Figures & data
Figure 1. (a) Cartoon of Ptr2p Topology. Filled circles represent amino acids 1–601 of native Ptr2p; open circles denote the placement of the C-terminal FLAG and His epitope tags. TM5 is indicated by the oval. (b) Enlarged representation of TM5 indicated by the oval in . The invariably conserved FYING residues are indicated in black. Highly, but not invariably, conserved residues are shaded grey. (c) Helical wheel representation of TM5. FYING residues are in black, and are all localized to the same half of the helix as indicated by the dotted line.
Figure 2. The FYING motif is invariably conserved in Ptr2p. The fifth transmembrane domain (TM5) of representative eukaryotic Ptr2ps for which peptide transport has been functionally verified were aligned using Clustal W. The FYING motif residues are highlighted. The superscript number before the first amino acid in each TM5 indicates the residue number of that particular protein. Names for genes encoding the transporters are listed in parenthesis.
Figure 3. Expression of wild-type and TM5 Ala-scanned mutant Ptr2p transporters in the membrane of Saccharomyces cerevisiae. Membranes were prepared from cells expressing TM5 Ala-scanned mutants (T239–A260). As controls membranes were also prepared from cells expressing wild-type (WT +) or no (WT −) Ptr2p. Membrane proteins (10 µg) were resolved by SDS-PAGE, blotted and immunodetected with anti-FLAG antibodies. Ptr2p was present in all lanes except the negative control (WT −) and the Y248A mutant. FYING mutants are indicated by dots over the corresponding residues.
Figure 4. Growth assay for wild-type and TM5 mutant Ptr2p transporters. Cells expressing (WT) or lacking (Vector) Ptr2p or expressing the various Ala-scanned mutants were assayed for growth on medium containing the dipeptide Leu-Leu as the sole source of leucine. Growth was scored by visual comparison of spot densities as wild-type growth (+ + ), reduced growth (+) or no growth (−) as indicated below each label. FYING residues are indicated in italics. Growth on other dipeptide substrates was determined in like manner and data are presented in .
Table I. Ala-scanned mutants of TM5 which exhibit substrate preference. Yeast were plated onto media as described in experimental procedures. They were visually scored for growth by comparing spot densities (see ) to wild-type: ++, wild-type growth; +, reduced growth; −, no growth. Wild-type, positive control plasmid encoding wild-type PTR2. Vector, negative control plasmid without insert.
Figure 5. Transport of radiolabeled Leu-Leu and Met-Met-Met by wild-type and TM5 mutant transporters. Cells expressing wild-type or Ala-scanned mutant (T239–A260) Ptr2p constructs were grown under inducing conditions as described in Experimental procedures. Each point was determined in triplicate and results reported as the mean of the replicate values plus or minus standard deviation. In some cases error bars are present but not visible. Cells lacking Ptr2p (Vector) were used as a negative control. (a) The 10 min. accumulation of 14C-Met-Met-Met (○) or 3H-Leu-Leu (•) was determined. (b) Ratio of Met-Met-Met/Leu-Leu accumulation for each mutant. Background (radioactivity associated with vector control) was subtracted from each mutant prior to calculating ratios. For mutants exhibiting zero transport of both substrates, no bar was plotted. Asterisks indicate that values are significantly different (p<0.01) from wild-type.

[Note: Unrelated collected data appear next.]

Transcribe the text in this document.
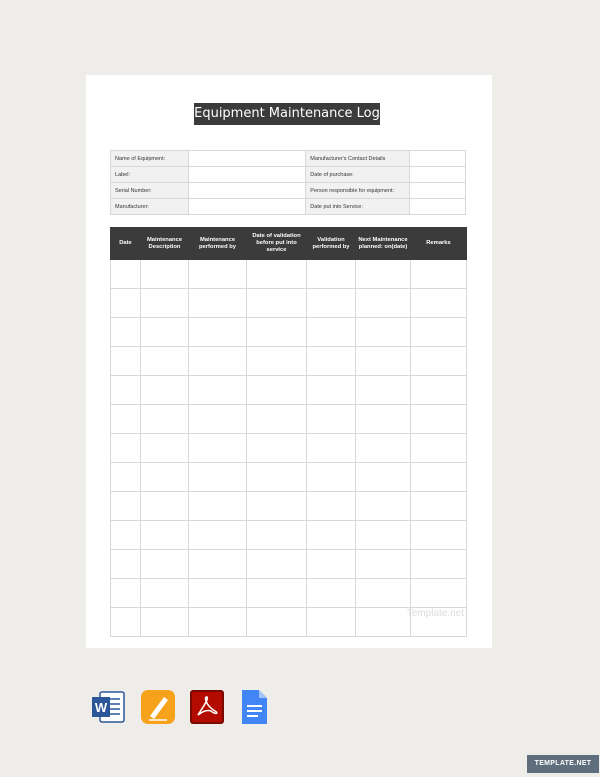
Equipment Maintenance Log
Name of Equipment:		Manufacturer's Contact Details	
Label:		Date of purchase:	
Serial Number:		Person responsible for equipment:	
Manufacturer:		Date put into Service:	
Date	Maintenance Description	Maintenance performed by	Date of validation before put into service	Validation performed by	Next Maintenance planned: on(date)	Remarks

Template.net
W
TEMPLATE.NET
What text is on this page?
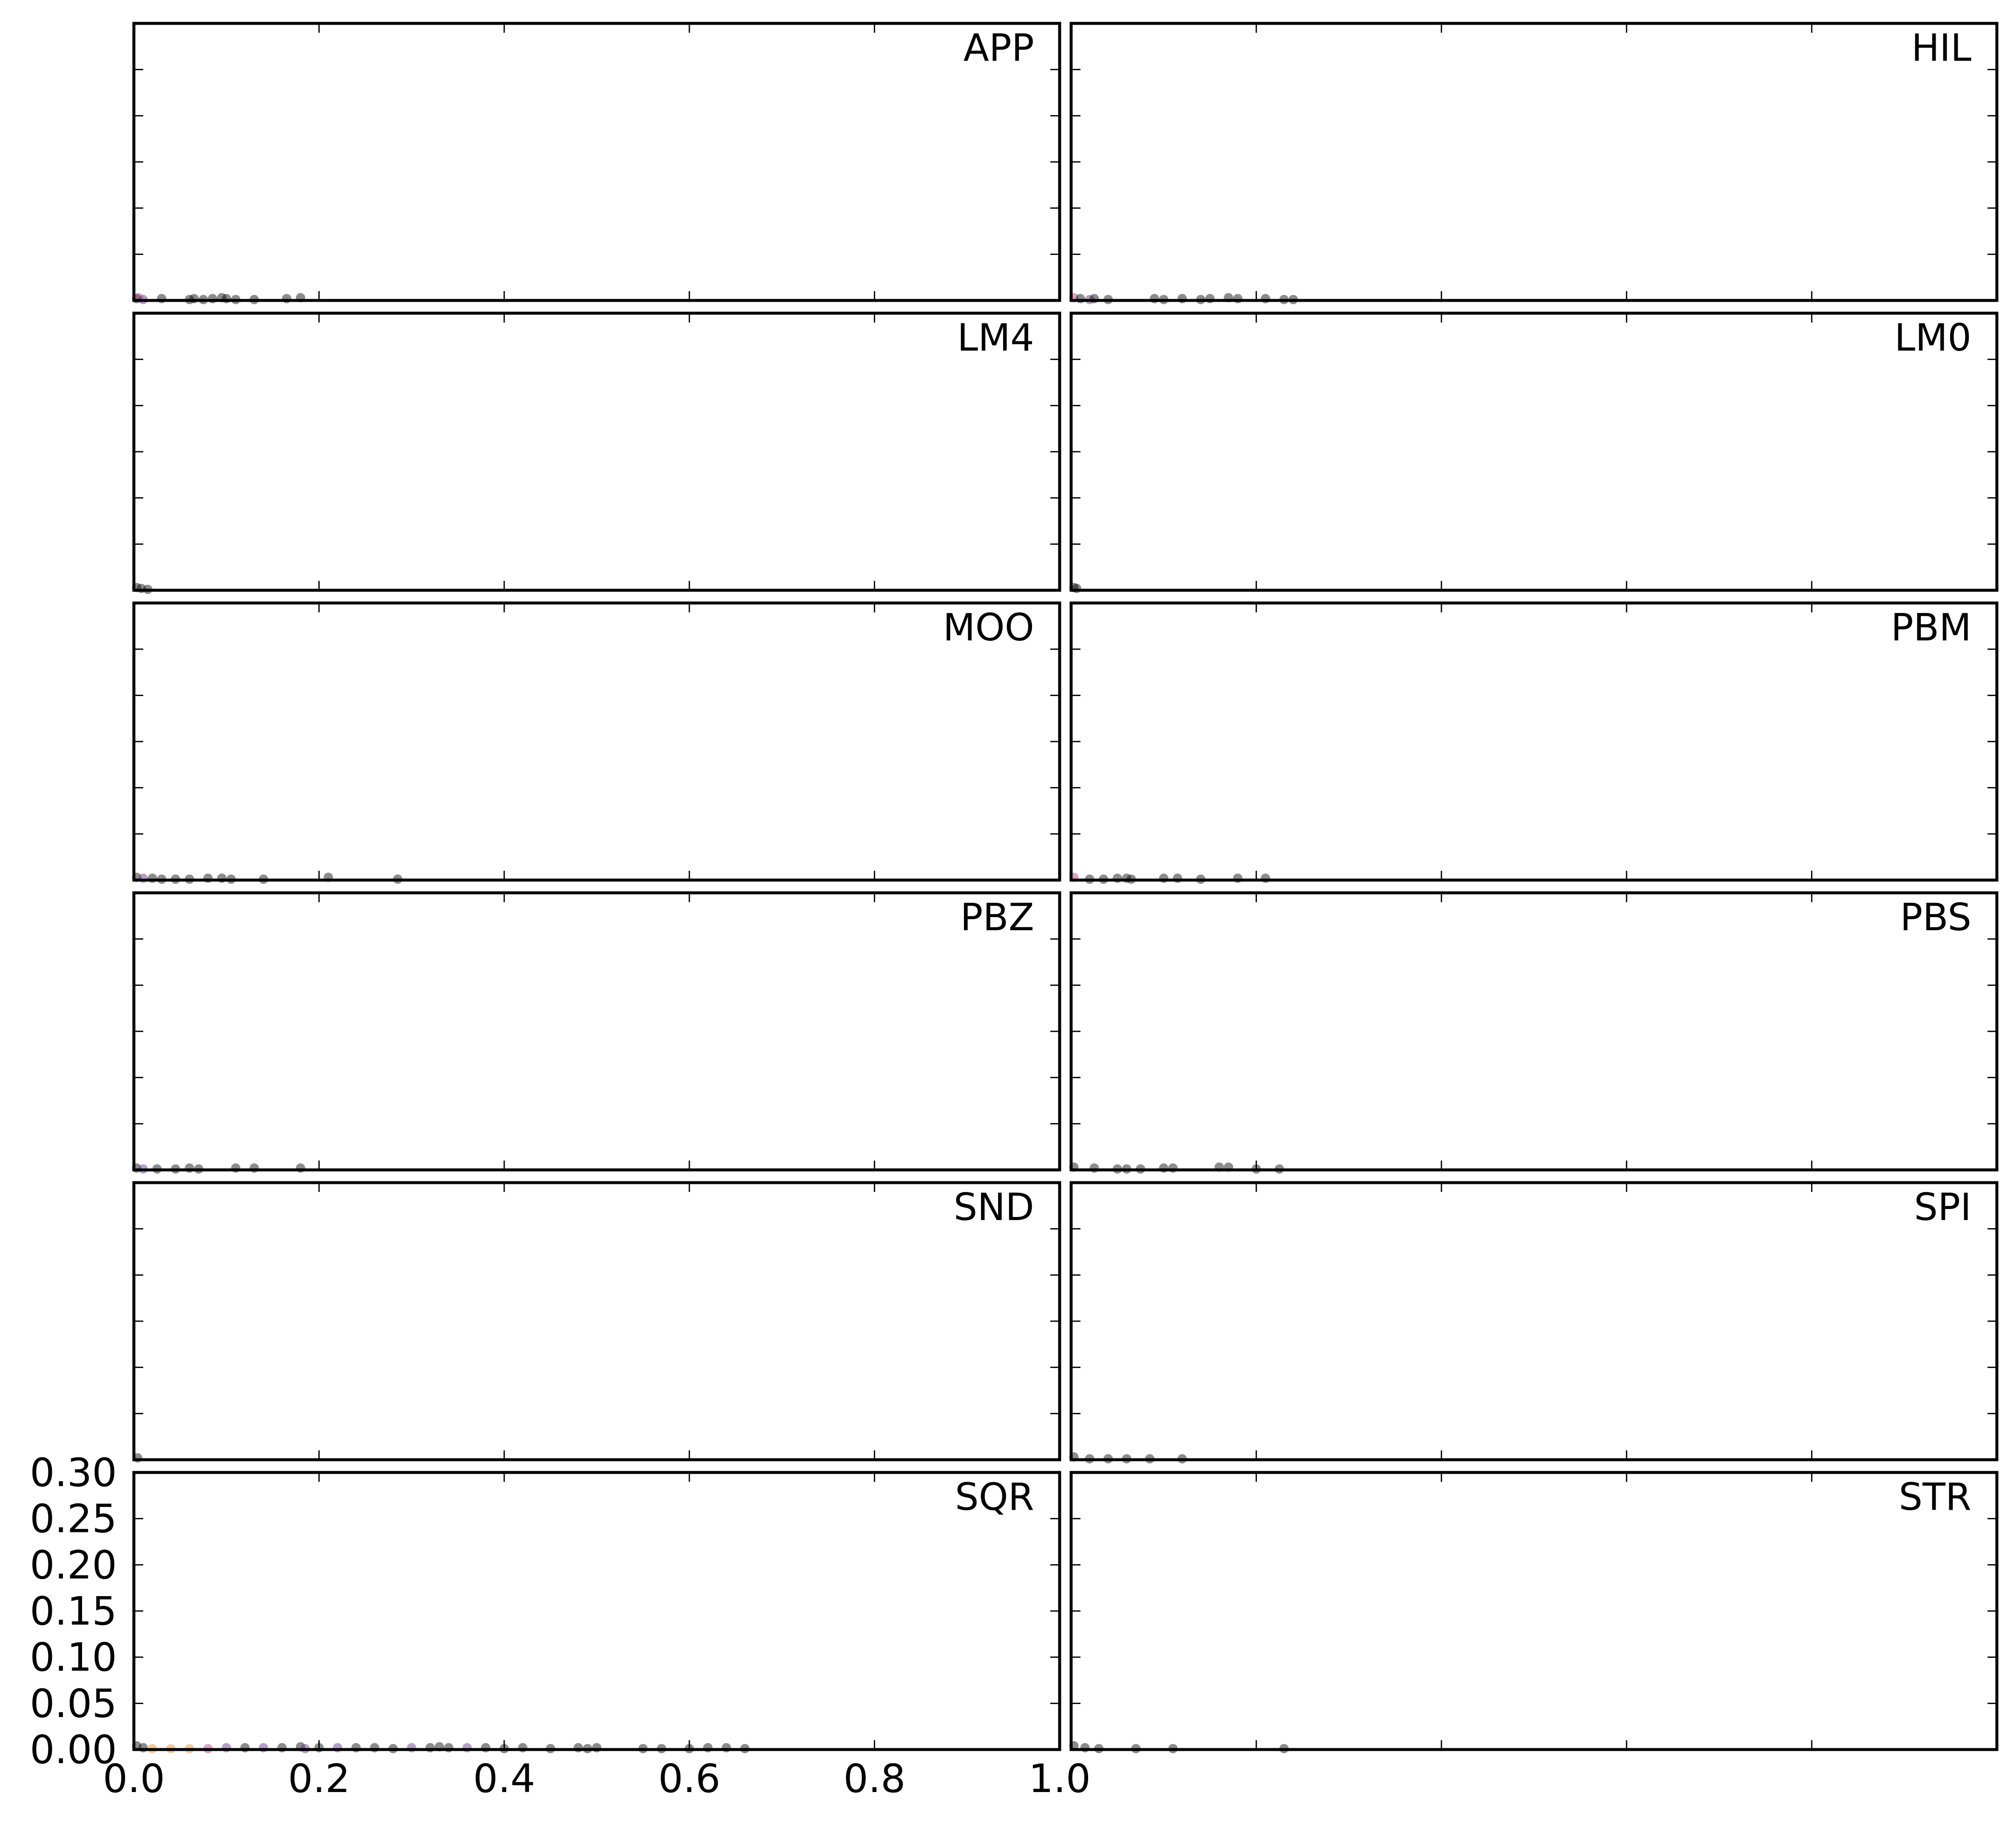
APP	HIL
LM4	LM0
MOO	PBM
PBZ	PBS
SND	SPI
SQR	STR
0.00
0.05
0.10
0.15
0.20
0.25
0.30
0.0	0.2	0.4	0.6	0.8	1.0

Figure 6. Effect of 10-fold excess unlabeled Leu-Leu or Met-Met-Met on 14C-Met-Met-Met transport in cells expressing wild-type or TM5 mutant transporters. Cells expressing the wild- type or mutant (F247A, M250A, L258A) Ptr2p constructs were grown under inducing conditions as described in Experimental procedures. Each point was determined in triplicate and results reported as the mean of the replicate values plus or minus standard deviation. In some cases error bars are present but not visible. Cells lacking Ptr2p (Vector) were used as a negative control. (a) The 10 min. accumulation of 14C-Met-Met-Met (160 µM) in the presence (open boxes) or absence (dark boxes) of 1.6 mM Leu-Leu. (b) The 10 min accumulation of 14C-Met-Met-Met (160 µM) in the presence (open boxes) or absence (dark boxes) of 1.6 mM Met-Met-Met.
Table II. Sensitivity to toxic dipeptides. Toxic peptide (0.1 µmols) or the corresponding toxic amino acid analogue (0.1 µmols) was applied to a sterile disk and placed on a top agar lawn of cells as described in experimental procedures. The diameter (mm) of the zone of inhibition was measured. Vector, negative control plasmid without insert. Wild-type, positive control plasmid encoding wild-type PTR2.